Mineiros abriram 1,5 metros de galeria para chegar à criança que caiu num poço

 

Lusa/AO Online   Internacional   25 de Jan de 2019, 10:43

A galeria para resgatar a criança de dois anos que caiu há 12 dias num poço em Totalán, Málaga, tinha ao início do dia desta sexta-feira apenas 1,5 de comprimento dos quatro necessários para chegar até ao menino.

A galeria começou a ser escavada à mão por mineiros, na quinta-feira, a partir do túnel aberto pelas autoridades, paralelo ao buraco profundo e estreito onde a criança caiu.

As complexas características do terreno tornaram necessárias já duas pequenas explosões controladas, que exigiram a intervenção da Guarda Civil, conforme relatou a subdelegação do Governo em Málaga.

Os mineiros deslocados das Astúrias que perfuram o subsolo conseguiram, após as primeiras horas de trabalho, escavar um metro de comprimento dos quatro que se estimam serem necessários para chegar ao local onde estará a criança.

Os membros da equipa também expandiram o diâmetro da cavidade aberta e escoraram o espaço.

A brigada mineira, que começou a trabalhar na galeria na quinta-feira, às 17h33 locais (16h33 em Lisboa, menos uma nos Açores), estimou inicialmente em 24 horas o tempo necessário para escavar a galeria manualmente.
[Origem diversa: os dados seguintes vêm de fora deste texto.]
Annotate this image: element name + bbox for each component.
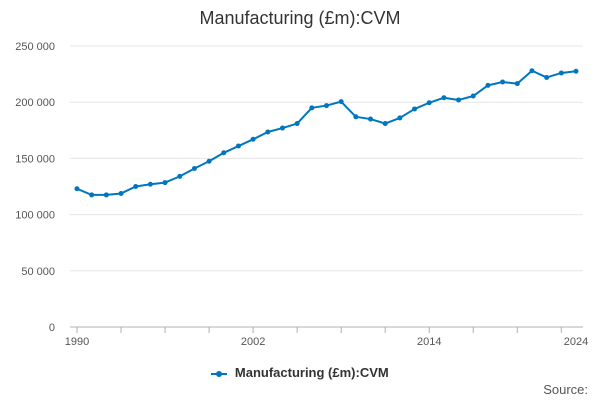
series-layer [74,68,579,198]
data-point[interactable] [470,93,476,99]
data-point[interactable] [514,81,520,87]
data-point[interactable] [147,181,153,187]
data-point[interactable] [103,192,109,198]
x-tick-label: 1990 [65,336,89,348]
data-point[interactable] [382,121,388,127]
data-point[interactable] [324,103,329,109]
data-point[interactable] [294,121,300,127]
y-tick-label: 0 [49,322,55,334]
data-point[interactable] [426,100,432,106]
data-point[interactable] [133,184,139,189]
data-point[interactable] [191,166,197,172]
data-point[interactable] [529,68,535,74]
data-point[interactable] [309,105,315,111]
y-tick-label: 250 000 [15,41,55,53]
data-point[interactable] [89,192,95,198]
legend-label: Manufacturing (£m):CVM [234,365,389,380]
y-tick-label: 50 000 [21,266,55,278]
source-label: Source: [543,382,588,397]
chart-title: Manufacturing (£m):CVM [199,8,401,28]
data-point[interactable] [456,97,462,103]
data-point[interactable] [74,186,80,192]
data-point[interactable] [412,106,418,112]
data-point[interactable] [221,150,227,156]
data-point[interactable] [235,143,241,149]
data-point[interactable] [177,173,183,179]
y-tick-label: 100 000 [15,210,55,222]
data-point[interactable] [368,116,374,122]
data-point[interactable] [265,129,271,135]
data-point[interactable] [441,95,447,101]
data-point[interactable] [573,68,579,74]
y-tick-label: 200 000 [15,97,55,109]
data-point[interactable] [558,70,564,76]
data-point[interactable] [500,79,506,85]
data-point[interactable] [485,82,491,88]
data-point[interactable] [279,125,285,131]
x-tick-label: 2024 [564,336,588,348]
x-tick-label: 2002 [241,336,265,348]
y-tick-label: 150 000 [15,153,55,165]
data-point[interactable] [206,158,212,164]
data-point[interactable] [397,115,403,121]
legend-series-marker [211,369,228,379]
data-point[interactable] [162,180,168,186]
data-point[interactable] [118,190,124,196]
data-point[interactable] [338,99,344,105]
legend[interactable]: Manufacturing (£m):CVM [0,365,600,380]
data-point[interactable] [250,136,256,142]
series-line[interactable] [76,69,577,196]
grid-layer [70,45,583,272]
data-point[interactable] [544,74,550,80]
axis-layer: 0 50 000 100 000 150 000 200 000 250 000 1990 2… [15,41,588,348]
data-point[interactable] [353,114,359,120]
x-tick-label: 2014 [417,336,441,348]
Trata-se de uma operação muito complexa e trabalhosa porque os mineiros têm de subir e descer dois a dois, numa cápsula própria, pelo túnel aberto com maquinaria pesada.

As características do terreno, de extrema dureza, dificultaram o trabalho de perfuração de um túnel vertical de 60 metros paralelo àquele em que o menino caiu, o que atrasou a entrada em ação desta brigada mineira para escavar a galeria de acesso ao local onde a criança estará.

Até depois das 02h30 (01h30 em Lisboa, menos uma nos Açores) permanecia no local um pequeno grupo de pessoas que participaram numa vigília de apoio à criança (Julen) e sua família, na qual num primeiro momento estiveram também os pais do menino, José Roselló e Victoria García.